Maviyi yeşilden gözümüzle ayırt ettiğimiz hâlde şefkatin sevgiden yahut
korkunun endişeden farkını vicdanen ayırt edemeyebiliriz.
İnsan, gözüne
inanmayabilir; “Acaba yanlış mı gördüm?” diye gözlerini ovuşturup yeniden
bakabilir. Keza aklına da inanmayabilir; “Yanlış mı anladım?” diye yeniden
okuyabilir. Ama vicdanı hususunda, onun bildirdikleri hakkında böyle bir
tereddüde düştüğü olmaz.
Davranış
Davranış, “canlıların dış
dünyaya karşı gösterdikleri bedensel tepkilerin” genel adıdır. Cansızlar için
davranış söz konusu değildir. Bir başka anlatımla davranış, bireyin yapabileceği
veya deneyebileceği her şeydir. Örneğin konuşmak, yürümek, televizyon
seyretmek, yemek, okumak, dans etmek gibi organizma tarafından yapılan her
türlü eylem de davranış olarak kabul edilmektedir. Organizmanın yürümek ve
yemek gibi başkaları tarafından görülebilir davranışları olduğu kadar, düşünme,
hissetme, sevilme, üzülme, hatırlama, unutma, öğrenme, rüya gibi, tümüyle
bireyin içinden geçen ve başkaları tarafından doğrudan görülemeyecek olan iç
yaşantıları vardır. Bunların tümü davranıştır.
Davranışları üç grupta
toplayabiliriz: Bunlardan ilki, doğrudan gözlenebilen davranışlardır. Jestler,
mimikler ve konuşma buna örnek gösterilebilir. Bu davranışlar gözlenebilir ve
sayısal olarak ifade edilebilirler. İkincisi, dolaylı olarak gözlenebilen davranışlardır.
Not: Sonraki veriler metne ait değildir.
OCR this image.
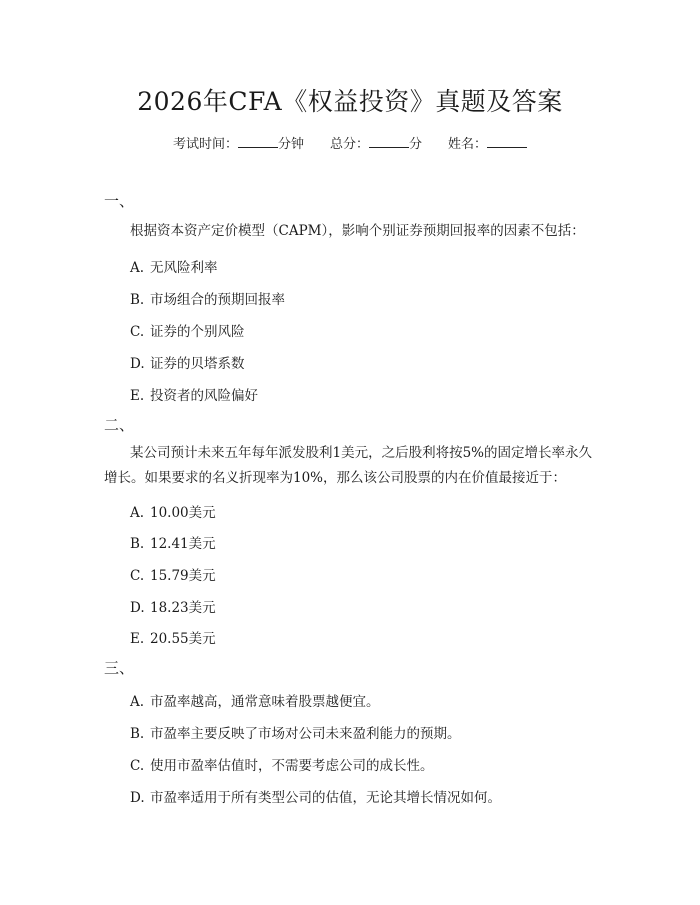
2026年CFA《权益投资》真题及答案
考试时间：	分钟 总分：	分 姓名：
一、
根据资本资产定价模型（CAPM），影响个别证券预期回报率的因素不包括：
A. 无风险利率
B. 市场组合的预期回报率
C. 证券的个别风险
D. 证券的贝塔系数
E. 投资者的风险偏好
二、
某公司预计未来五年每年派发股利1美元，之后股利将按5%的固定增长率永久增长。如果要求的名义折现率为10%，那么该公司股票的内在价值最接近于：
A. 10.00美元
B. 12.41美元
C. 15.79美元
D. 18.23美元
E. 20.55美元
三、
A. 市盈率越高，通常意味着股票越便宜。
B. 市盈率主要反映了市场对公司未来盈利能力的预期。
C. 使用市盈率估值时，不需要考虑公司的成长性。
D. 市盈率适用于所有类型公司的估值，无论其增长情况如何。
Bu gruptaki davranışlar doğrudan gözlenemezler ancak sadece tahmin edilir,
hissedilirler. Örneğin sevilme, anlama, unutma gibi davranışlar... Üçüncüsü de
sinir sistemi nedeniyle meydana gelen davranışlardır. Bunlar kaslar
aracılığıyla duyu organlarında meydana gelirler. Bu davranışların bazıları istemli
(konuşma, hareket etme gibi) bazıları da istemsiz (refleksler, tikler gibi)
ortaya çıkabilirler.
Benlik
Benlik, “bireye
çevresindeki olguları bilinçli olarak ayırt etme imkânı veren ve özü yalnızca
insan ilişkilerinden oluşan kişilik kesimi” olarak tanımlanmaktadır. Benlik
için, “Kişinin kendini koruyabilmek, hayatını sürdürebilmek ve gerçekliğin
çeşitli yönleriyle etkileşimde bulunabilmek için gerekli olan davranışların
yapılanmasını sağlayan kuramsal süreçler dizisidir” de diyebiliriz.
Kişinin fiziksel
özellikleriyle şekillenen dış görüntüsü benliğin bir parçasıyken, sahip olduğu
düşünce yapısı da yine benlik ile bir bütünlük oluşturmaktadır. Kişinin sahip
olduğu düşünce yapısı, benliğini değerlendirebilmesini ve kendisiyle ilgili
gerek fiziksel özellikler, gerekse de davranış yapısıyla ilgili iyi ya da kötü
bir sonuca varmasıdır. Benlik saygısı olarak tanımlanan bu durumsa, basit
olarak kişinin hayatını şekillendiren davranış ve fiziksel özelliklerini
beğenip beğenmemesidir. Çocukluk döneminde yapılan hareketlerin anne ve baba
tarafından beğenildiğini görmek, kişinin yetişkinlik döneminde kendine olan
güvenini büyük oranda arttıracaktır. Çocuğun aileleri tarafından takdir
edilmesi ve beğenilmesi, benlik oluşumu açısından büyük bir etkiye sahiptir.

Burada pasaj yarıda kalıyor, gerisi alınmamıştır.